You’ve likely heard about how sleep is crucial to your health. Studies have shown how sleep deprivation can contribute to obesity by decreasing levels of the hunger hormone leptin and elevating the hunger hormone ghrelin. It can raise the risk of developing high blood pressure, heart disease, and stroke. Sleepiness raises the risk of having a car accident and it impairs attention, alertness and concentration, making it difficult to learn new information. It raises your risk of developing depression and anxiety and it ages you, too.
An October 2016 study suggests that shortened sleep can also impair your immune system.
Sleep is a time when a number of crucial body functions occur. One of those important functions involves the levels of circulating T cells. T cells are lymphocyte cells produced by the thymus gland that actively participate in the body’s immune response. They are the foundation of the human body’s immune system.
T cells hunt down and destroy cells that are infected with germs, or cells that have become cancerous. They also help to activate and help other immune cells that ingest germs or that make anti-infection cells called antibodies. T cells also have "memory" and recognize a germ that they have encountered previously.
Large numbers of T cells routinely circulate in the blood stream, poised to attack invaders. We know that even during the deep phases of sleep, the body can release T cells, along with other chemical messengers, to fight invading germs.
Researchers wanted to assess how lack of sleep affects the immune system. Fourteen men (average age, 25) were recruited to participate in two separate studies. The duration of each study was 24 hours, 8 AM to 8 PM. In one study the subjects slept from 11 PM to 7 AM. In the second study, they were kept awake for the entire 24-hour cycle. Blood studies were done at different intervals during the two studies.
In the group that was allowed to sleep, T cell levels showed a reduction within three hours of falling asleep. In the second study, when the subjects remained awake, T cell numbers remained high. The bloodwork did not show where the T cells went since it’s not possible to follow their migratory patterns. The researchers did reference prior studies that suggested that these T cells may accumulate in lymph nodes, where they remain at unusually high levels.
This study confirms that T cell levels follow a circadian rhythm with peak levels high before sleep and then a rapid decline during the early hours of sleep. The findings also suggest how sensitive T cell levels are to lack of sleep. The study confirmed the notion that if you are considering a vaccine like the flu vaccine, you want to get the injection after a good night’s sleep so that your T cell levels and your immune system are optimal.

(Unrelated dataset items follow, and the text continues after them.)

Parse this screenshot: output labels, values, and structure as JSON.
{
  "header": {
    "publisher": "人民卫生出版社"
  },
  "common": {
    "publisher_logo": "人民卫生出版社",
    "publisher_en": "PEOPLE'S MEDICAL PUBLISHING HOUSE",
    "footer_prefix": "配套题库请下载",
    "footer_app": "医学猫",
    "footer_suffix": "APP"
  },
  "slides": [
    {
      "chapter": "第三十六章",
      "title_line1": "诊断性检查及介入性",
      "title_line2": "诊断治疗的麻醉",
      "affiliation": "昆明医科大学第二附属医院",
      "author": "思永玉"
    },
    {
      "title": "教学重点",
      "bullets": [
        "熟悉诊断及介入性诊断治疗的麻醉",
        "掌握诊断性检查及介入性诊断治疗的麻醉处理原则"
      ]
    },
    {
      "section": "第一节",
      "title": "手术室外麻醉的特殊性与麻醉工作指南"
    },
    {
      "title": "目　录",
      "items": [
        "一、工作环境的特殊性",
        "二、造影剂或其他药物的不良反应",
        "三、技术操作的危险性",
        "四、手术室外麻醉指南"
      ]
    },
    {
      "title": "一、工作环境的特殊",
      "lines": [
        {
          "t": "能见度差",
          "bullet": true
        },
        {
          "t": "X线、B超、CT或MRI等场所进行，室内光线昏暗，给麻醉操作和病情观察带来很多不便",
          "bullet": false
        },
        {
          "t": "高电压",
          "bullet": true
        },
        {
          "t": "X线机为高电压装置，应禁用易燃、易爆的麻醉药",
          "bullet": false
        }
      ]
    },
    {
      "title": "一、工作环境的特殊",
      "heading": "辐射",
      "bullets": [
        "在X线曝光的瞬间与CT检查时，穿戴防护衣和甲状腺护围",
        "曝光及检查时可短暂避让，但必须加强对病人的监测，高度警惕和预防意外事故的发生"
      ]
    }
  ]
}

Another crucial observation is the concept of the low T cell levels during sleep, a time when stress levels are typically low and when onslaught from invading pathogens is lower. If you are chronically sleep deprived, those high T cell levels will persist and may impair the function of the T cells at the very time you need them to arm and attack, i.e., when a true invasion of germs or cancer occurs.
As a physician who specializes in sleep medicine, it’s become obvious to me that sleep hours and quality need to be a regular part of the discussion I have with my patients, even when they come in for other complaints. Sleep affects many crucial body functions and can have significant health consequences when it is shortened or of poor quality. It may be time to consider sleep as another “vital sign,” and when a patient has height, weight, respiration and pulse taken, as well as blood pressure, a few sleep screening questions should be asked, as well.